As it turns out, I was reading over the last few days the new collection of Ronald Reagan’s letters, Reagan: A Life in Letters, which I highly recommend. If you want to understand what people who lament the lost art of letter writing mean, this collection will show you. Reagan, who apparently wrote over 10,000 letters, is a master of the craft of letter writing. Whether the simple gracious thank you, words of advice, stories or plotical arguments, these letters offer great examples of excellent letter writing.
Now, that may be a surprise to some. I was surprised that I was staying up late, and not blogging, as I read.

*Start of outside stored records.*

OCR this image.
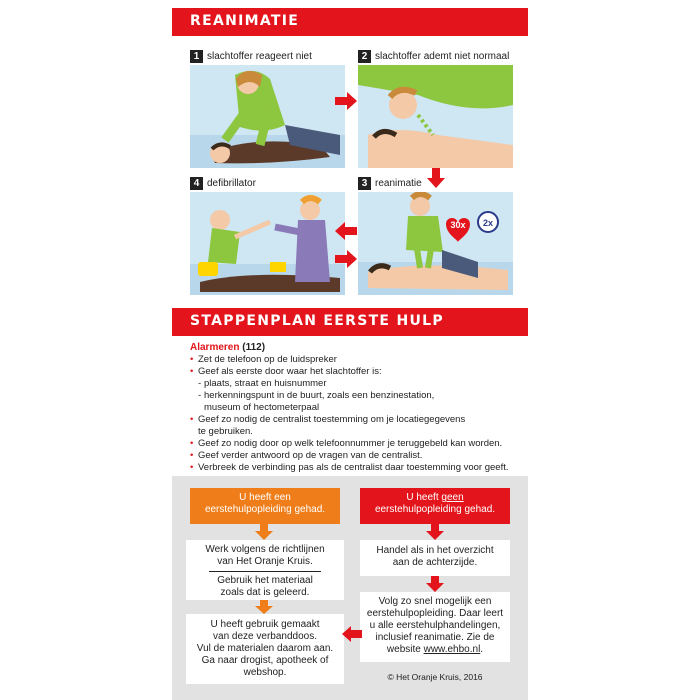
REANIMATIE
1 slachtoffer reageert niet	2 slachtoffer ademt niet normaal
4 defibrillator	3 reanimatie
30x 2x
STAPPENPLAN EERSTE HULP
Alarmeren (112)
• Zet de telefoon op de luidspreker
• Geef als eerste door waar het slachtoffer is:
- plaats, straat en huisnummer
- herkenningspunt in de buurt, zoals een benzinestation,
museum of hectometerpaal
• Geef zo nodig de centralist toestemming om je locatiegegevens
te gebruiken.
• Geef zo nodig door op welk telefoonnummer je teruggebeld kan worden.
• Geef verder antwoord op de vragen van de centralist.
• Verbreek de verbinding pas als de centralist daar toestemming voor geeft.
U heeft een
eerstehulpopleiding gehad.
U heeft geen
eerstehulpopleiding gehad.
Werk volgens de richtlijnen
van Het Oranje Kruis.
Gebruik het materiaal
zoals dat is geleerd.
U heeft gebruik gemaakt
van deze verbanddoos.
Vul de materialen daarom aan.
Ga naar drogist, apotheek of
webshop.
Handel als in het overzicht
aan de achterzijde.
Volg zo snel mogelijk een
eerstehulpopleiding. Daar leert
u alle eerstehulphandelingen,
inclusief reanimatie. Zie de
website www.ehbo.nl.
© Het Oranje Kruis, 2016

I realize that there is a political component to all of this and that people’s opinions on Reagan are pretty well set, as the recent TV movie controversy demonstrates. One thing about Reagan is that you always knew where he stood politically – you see great consistency throughout these letters. I’ve seen people who oppose Reagan politically say things about him personally that shock me. I was living in the DC area when Reagan was shot and I sometimes feel that people who didn’t live there were not as affected by the event of those who were there. I also enjoyed the fact that when we watched the Redskins games on Sundays, we always knew that our president was watching, too.
I’ve always seen a great separation between Reagan the individual and Reagan the political figure. That, to me, is a lot of what is at play in the recent controversy over the Reagan TV movie.
Here’s what I think the subtext is that matters. Reagan is very close to dying. There have been a number of signals to that effect recently.
The root issue, no matter how much people want to dress it up and wave the censorship and right wing control flags, is that the concern at this time is not for Reagan the political figure. The concern, instead, is for Reagan the individual and his family as he moves toward what he referred to as “the sunset of my life” in his letter to the world about his diagnosis with Alzheimer’s (worth a second look for how to handle such an event with grace and dignity), so that his sunset can happen with dignity and respect for him, his family and the people who revere him.
The political gloves can be put aside until later. It is a matter of public politeness at a time when public politeness seems all but non-existent. If you read these letters, you will want to give him and his family quiet and dignity at this time where the end seems to be very near and, who knows, you might even see him in a new light.